On July 1, 2024, the new legislation, the Corporate Sustainability Reporting Directive (CSRD), came into effect in Sweden, meaning many companies must rethink how they report their sustainability efforts. The directive represents a significant change in how companies must disclose their impact on the environment and society, requiring increased transparency and specific data on sustainability.
From vague reporting to clear goals
The CSRD is part of EU's goal to make Europe climate-neutral by 2050. The directive aims to provide investors, authorities, and other stakeholders with a more accurate and comparable picture of companies' sustainability efforts, in order to drive the transition to a greener economy.
"This is a significant change, and many companies are feeling the pressure to understand what is required and to adapt to the new regulations," says Emelie Havemo, Assistant Professor in Industrial Management at Linköping University.
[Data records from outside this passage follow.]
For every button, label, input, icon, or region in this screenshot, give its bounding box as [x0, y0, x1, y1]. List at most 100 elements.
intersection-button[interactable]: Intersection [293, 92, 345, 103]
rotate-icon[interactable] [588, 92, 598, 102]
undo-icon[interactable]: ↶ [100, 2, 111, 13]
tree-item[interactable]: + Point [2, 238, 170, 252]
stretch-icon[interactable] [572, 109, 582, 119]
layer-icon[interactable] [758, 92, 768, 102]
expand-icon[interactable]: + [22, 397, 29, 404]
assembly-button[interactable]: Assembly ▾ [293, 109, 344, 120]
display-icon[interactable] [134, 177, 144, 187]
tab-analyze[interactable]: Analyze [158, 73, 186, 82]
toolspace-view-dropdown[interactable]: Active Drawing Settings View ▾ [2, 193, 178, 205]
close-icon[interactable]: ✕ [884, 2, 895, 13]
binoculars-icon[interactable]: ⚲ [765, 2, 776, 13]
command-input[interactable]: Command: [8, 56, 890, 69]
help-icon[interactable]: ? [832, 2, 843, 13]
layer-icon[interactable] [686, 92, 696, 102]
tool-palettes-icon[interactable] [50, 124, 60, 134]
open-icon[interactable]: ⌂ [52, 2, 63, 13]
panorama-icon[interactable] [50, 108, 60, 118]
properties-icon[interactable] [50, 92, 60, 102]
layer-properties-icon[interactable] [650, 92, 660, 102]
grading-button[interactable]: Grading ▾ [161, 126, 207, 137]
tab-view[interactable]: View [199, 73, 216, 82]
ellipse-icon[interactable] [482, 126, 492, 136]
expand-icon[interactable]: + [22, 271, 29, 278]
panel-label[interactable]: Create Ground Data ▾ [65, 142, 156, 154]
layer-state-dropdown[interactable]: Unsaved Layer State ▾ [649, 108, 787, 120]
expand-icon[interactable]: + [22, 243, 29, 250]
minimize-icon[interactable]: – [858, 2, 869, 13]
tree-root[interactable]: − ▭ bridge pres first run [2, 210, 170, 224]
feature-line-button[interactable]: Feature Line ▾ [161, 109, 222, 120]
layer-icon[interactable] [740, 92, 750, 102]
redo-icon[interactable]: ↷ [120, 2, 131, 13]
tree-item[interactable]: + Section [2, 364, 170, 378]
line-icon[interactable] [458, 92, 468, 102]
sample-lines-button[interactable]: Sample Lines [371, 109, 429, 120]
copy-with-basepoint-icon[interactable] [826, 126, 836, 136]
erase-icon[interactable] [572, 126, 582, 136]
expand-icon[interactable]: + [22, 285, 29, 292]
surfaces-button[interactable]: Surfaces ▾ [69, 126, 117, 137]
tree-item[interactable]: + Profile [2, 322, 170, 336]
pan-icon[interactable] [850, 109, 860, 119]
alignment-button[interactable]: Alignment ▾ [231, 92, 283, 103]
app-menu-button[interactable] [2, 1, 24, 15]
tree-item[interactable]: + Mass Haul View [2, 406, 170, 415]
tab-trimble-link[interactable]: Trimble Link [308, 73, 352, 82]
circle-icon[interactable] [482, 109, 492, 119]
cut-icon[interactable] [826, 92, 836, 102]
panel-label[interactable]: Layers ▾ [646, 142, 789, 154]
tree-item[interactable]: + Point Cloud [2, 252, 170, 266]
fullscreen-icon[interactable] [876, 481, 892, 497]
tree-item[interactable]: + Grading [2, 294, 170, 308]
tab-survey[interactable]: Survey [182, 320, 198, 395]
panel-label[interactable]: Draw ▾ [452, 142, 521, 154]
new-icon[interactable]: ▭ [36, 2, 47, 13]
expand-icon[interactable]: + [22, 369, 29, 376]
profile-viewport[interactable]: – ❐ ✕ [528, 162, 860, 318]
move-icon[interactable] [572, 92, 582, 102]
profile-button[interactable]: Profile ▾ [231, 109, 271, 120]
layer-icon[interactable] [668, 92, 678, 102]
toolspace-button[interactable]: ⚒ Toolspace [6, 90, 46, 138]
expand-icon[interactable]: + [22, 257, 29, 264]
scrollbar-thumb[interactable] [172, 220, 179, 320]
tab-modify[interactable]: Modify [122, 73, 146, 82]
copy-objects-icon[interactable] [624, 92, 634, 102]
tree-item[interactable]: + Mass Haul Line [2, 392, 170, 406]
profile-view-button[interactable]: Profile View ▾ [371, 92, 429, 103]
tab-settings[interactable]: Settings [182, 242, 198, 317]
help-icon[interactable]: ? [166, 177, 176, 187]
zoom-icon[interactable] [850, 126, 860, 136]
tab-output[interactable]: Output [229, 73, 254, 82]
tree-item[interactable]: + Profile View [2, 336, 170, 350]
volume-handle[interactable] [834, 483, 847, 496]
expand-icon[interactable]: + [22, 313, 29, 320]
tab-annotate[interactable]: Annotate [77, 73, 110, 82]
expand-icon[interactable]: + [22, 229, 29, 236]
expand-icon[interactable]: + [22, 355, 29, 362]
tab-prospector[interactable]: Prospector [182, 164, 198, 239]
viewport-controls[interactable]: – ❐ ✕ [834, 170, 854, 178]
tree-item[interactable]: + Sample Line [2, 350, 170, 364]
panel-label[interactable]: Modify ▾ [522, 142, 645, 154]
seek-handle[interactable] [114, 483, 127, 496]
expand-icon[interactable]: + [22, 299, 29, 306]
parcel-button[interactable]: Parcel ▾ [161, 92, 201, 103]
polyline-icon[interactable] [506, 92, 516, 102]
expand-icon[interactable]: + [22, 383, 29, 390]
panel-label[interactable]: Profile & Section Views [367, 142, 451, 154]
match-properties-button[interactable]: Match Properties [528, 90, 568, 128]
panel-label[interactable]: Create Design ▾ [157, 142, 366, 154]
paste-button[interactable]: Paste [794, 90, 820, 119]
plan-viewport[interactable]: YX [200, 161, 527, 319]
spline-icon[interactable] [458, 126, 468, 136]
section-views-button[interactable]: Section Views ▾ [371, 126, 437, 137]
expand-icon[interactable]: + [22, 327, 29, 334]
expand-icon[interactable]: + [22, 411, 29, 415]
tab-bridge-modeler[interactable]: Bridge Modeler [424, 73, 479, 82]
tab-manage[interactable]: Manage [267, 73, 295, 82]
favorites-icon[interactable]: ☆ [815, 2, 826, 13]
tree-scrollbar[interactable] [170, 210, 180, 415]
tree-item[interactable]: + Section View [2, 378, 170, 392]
"For many companies, it's about gaining new insights into their strategic priorities and how they should proceed moving forward."
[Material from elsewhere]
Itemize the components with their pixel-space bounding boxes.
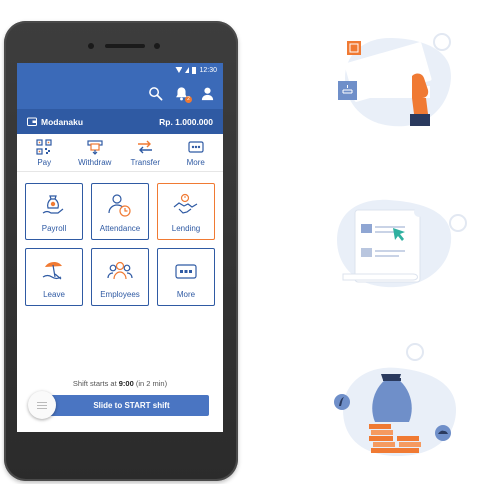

Sustainability reporting itself is not new, but the requirements have now increased significantly. Previously, companies only had to report on their own operations, but now suppliers and customers are also included. Under CSRD, companies must follow specific standards and datapoints defined by the European Sustainability Reporting Standards (ESRS). This means that it's no longer just about reporting what companies are doing, but also setting clear goals for the future – and tracking progress towards achieving them.
"Even small companies be affected, as large companies must report on their supply chain," says Johanna Sylvander, Associate Professor in Business Administration.
"This leads to greater transparency and a better ability to compare companies."
Sustainability reporting gains increased importance for investments
To achieve EU's climate goals, it is also crucial that companies take sustainability seriously and that capital flows to the companies that truly contribute to a more sustainable future. This has led to sustainability reporting gaining greater importance in the market. Investors and banks will need more accurate and comparable data to make informed decisions about which companies to invest in.
"It’s about directing capital correctly – investing in companies that operate sustainably, and not in those that harm the planet. This provides investors with better decision-making tools and can lead to a more sustainable market," explains Johanna Sylvander.
A challenge for companies – and an opportunity for the future
For companies, the CSRD implementation presents a complex process of understanding which data points are relevant to their business and starting to report them in a systematic way. They will need to consider both environmental and social factors, while being transparent about their actions and results. Companies must report specific data points, such as carbon emissions, and demonstrate how they are reducing their impact.
While some companies are already on their way to adapting to the new requirements, for others, it will be a completely new challenge.
"Companies must identify the most critical areas and start reporting on them. There could be hundreds of data points that companies need to address, depending on their impact on the world," says Johanna Sylvander.
"CSRD affects everything from large publicly listed companies to non-listed companies (see fact box). By understanding and applying the requirements, companies can not only comply with the legislation but also gain better insight into their sustainability journey and strengthen their market position."
In February 2025, the EU presented proposals for regulatory changes (the so-called Omnibus proposal), which may affect both which companies are subject to reporting requirements and the content of the reports. This also provides an opportunity for the project to explore how companies handle rapid regulatory changes.